Most of the definitions out there boil down to communication and collaboration between Developers, QA and IT Ops throughout all stages of the development lifecycle.

  • No more passing the release from Dev to IT Ops
  • No more clear boundaries between Dev and IT Ops people/environments/processes and tools
  • No more inconsistency between Dev and Prod environments
  • No more deciding who’s problem bugs are
  • No more 7 day release deployments
  • No more separate tool sets

DevOps-L1_1

Agile development + Continuous Monitoring + Delivery + Automation + Feedback loops =  DevOps?

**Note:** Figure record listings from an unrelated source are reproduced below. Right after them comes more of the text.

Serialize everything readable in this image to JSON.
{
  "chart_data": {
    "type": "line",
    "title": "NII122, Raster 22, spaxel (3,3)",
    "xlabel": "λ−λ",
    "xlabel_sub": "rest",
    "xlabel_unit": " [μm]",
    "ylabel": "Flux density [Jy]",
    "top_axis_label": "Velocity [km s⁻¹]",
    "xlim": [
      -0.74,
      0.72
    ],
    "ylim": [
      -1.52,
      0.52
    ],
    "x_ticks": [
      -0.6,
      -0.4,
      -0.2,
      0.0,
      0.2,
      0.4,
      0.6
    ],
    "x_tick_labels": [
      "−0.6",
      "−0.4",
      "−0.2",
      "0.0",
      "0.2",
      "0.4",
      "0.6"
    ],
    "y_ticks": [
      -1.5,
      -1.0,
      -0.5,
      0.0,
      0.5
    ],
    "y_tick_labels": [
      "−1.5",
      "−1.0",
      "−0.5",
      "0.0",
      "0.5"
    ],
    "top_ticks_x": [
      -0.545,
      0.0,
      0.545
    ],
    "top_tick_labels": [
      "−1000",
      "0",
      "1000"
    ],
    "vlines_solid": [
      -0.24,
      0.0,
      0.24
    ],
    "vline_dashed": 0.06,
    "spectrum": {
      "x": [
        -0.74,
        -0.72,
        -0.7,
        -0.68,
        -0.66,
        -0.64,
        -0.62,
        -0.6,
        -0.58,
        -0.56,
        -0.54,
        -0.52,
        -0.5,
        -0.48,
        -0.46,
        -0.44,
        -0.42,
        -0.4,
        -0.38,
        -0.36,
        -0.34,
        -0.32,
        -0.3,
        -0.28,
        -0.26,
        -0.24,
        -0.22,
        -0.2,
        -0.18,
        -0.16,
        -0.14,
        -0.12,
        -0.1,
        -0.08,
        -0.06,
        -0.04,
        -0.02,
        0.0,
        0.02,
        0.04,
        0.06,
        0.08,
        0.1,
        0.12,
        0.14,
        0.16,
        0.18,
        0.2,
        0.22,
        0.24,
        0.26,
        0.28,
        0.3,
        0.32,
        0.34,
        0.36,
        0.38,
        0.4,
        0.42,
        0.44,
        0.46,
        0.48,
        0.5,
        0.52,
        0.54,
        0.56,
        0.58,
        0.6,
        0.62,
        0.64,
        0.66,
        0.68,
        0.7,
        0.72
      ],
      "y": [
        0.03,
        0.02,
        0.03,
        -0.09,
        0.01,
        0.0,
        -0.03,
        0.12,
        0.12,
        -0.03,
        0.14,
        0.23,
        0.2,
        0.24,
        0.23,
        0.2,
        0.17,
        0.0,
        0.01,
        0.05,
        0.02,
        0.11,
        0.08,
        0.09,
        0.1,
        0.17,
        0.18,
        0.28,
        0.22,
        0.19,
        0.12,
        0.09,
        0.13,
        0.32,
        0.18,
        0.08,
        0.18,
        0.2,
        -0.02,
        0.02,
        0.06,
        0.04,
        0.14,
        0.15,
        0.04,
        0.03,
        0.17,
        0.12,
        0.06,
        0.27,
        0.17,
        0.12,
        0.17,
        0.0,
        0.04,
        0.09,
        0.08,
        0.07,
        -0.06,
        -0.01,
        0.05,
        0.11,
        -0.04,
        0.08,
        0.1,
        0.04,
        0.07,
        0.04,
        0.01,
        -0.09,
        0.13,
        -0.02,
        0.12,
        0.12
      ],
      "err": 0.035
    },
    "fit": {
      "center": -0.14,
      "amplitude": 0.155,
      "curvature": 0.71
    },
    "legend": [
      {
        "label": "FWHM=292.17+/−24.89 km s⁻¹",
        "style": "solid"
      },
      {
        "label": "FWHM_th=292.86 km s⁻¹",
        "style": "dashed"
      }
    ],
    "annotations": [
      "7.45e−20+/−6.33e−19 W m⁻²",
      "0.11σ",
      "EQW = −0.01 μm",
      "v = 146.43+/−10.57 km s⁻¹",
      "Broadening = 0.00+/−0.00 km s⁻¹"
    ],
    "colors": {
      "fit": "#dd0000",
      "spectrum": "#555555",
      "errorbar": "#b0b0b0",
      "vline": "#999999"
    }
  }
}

  • Create shared view on goals, responsibilities, priorities and benefits
  • Learn from failures (feedback mechanisms include devs and operators)
  • Reduce risk and size of changes
  • Drive automation
  • Drive feedback loops
  • Validate ideas as quickly and cheaply (cost + risk) as possible

What DevOps is not:

  • Developers overtaking operations
  • Just tools (though it really is enabled and perhaps dependent on tools)

How do you apply it?

CAMS – Culture, Automation, Measurement and Sharing

  • Culture -> Agile like (People>Process>Tools) + Lean (don’t do what’s not valuable)
  • Automation -> Deployment, Unit Testing, CI -> These come together with DevOps?
  • Measurement -> Infrastructure, usage, release, performance, business metrics, processes, trends
  • Sharing -> Without the functional separation, feedback loops are tighter; particularly between code and operate

What technologies enable it?

Coming in next lesson – good resource for tools – stackshare.io

Other thoughts

Not much so far – looking forward to testing some tools. Particularly how patching and vulnerability management can be applied to docker images.